By the mid-Fifties, Mr Seligmann's father, a clothing salesman who had never fully adjusted to life in what was by now Israel, decided to move back to Germany with his family. The young Mr Seligmann was told by his father, "You will like Germany" – a phrase which has remained with him ever since: he later used as the title of his autobiography.

For a long time "liking Germany" was something Mr Seligmann found difficult, if not impossible, to do. "I was dreadfully unhappy," he recalls. The Germany of the late-Fifties and Sixties was a country still heavily infected with the poison of Nazi-inspired anti-Semitism. When Mr Seligmann was beaten up by fellow pupils at school, his mother complained to the headmaster. His advice was: "If you don't like it here, take your boy and go back to Palestine." His history teacher told him that Hitler was a "brave soldier who volunteered to fight for Germany". His Nazi party merely wanted to "restore Germany's greatness" and end the "blackmail" the country suffered under the terms of the Treaty of Versailles.

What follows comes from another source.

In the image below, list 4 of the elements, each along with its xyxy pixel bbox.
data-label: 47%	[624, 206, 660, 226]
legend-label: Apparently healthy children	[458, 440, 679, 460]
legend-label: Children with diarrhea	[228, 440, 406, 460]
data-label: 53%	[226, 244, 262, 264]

The doses of Nazi ideology were not only dished out at school. The parents of his first German girlfriend let it be known that they considered Mr Seligmann's relationship with her "defiled" the purity of the German race. When, several years later, Mr Seligmann published his first novel, Rubinsteins Versteigerung (Rubinstein's Auction) giving a warts and all account of his life in post-war West Germany, he found himself under attack from the Jewish community.

"Nobody would publish the book at first. Its Jewish critics even used a Nazi propaganda term: they called me a 'Nestbeschmutzer' – somebody who fouls his own nest," Mr Seligmann says.

It could be argued that even today, reunited Germany has still not got all that much to be proud of when it comes to shedding the influences of Nazism. Neo-Nazi violence has increased massively since reunification. The majority of Germany's new Jewish immigrants are not openly acknowledged as such. Instead they are almost universally referred to as "Russians". Only five years ago, Daniel Alter, the first rabbi to be ordained in Germany since the Holocaust, said he felt more comfortable wearing a baseball cap over his skull cap in public because he feared being identified as a Jew.

Nevertheless, most Jews, including Mr Seligmann, say they live in relative safety in Germany, even if every synagogue and Jewish school in the country is under a constant police guard.

Mr Seligmann says that the most important change wrought by Germany's new generation of Jews is that they are dispensing with the negative perception of themselves as victims. "They feel much easier about expressing themselves than Jews did two decades ago," he says. "In Germany, perhaps more than anywhere else, Jews should be allowed to become as self-confident as anyone else in society."

Jewish Voice from Germany and the man behind the paper are evidence enough that such ideals are being realised. "Fifty years ago I was afraid of the Germany of the Nazis that murdered the Jews," he writes in his autobiography. "Nowadays I feel as if I have found my place among these people as they have with me."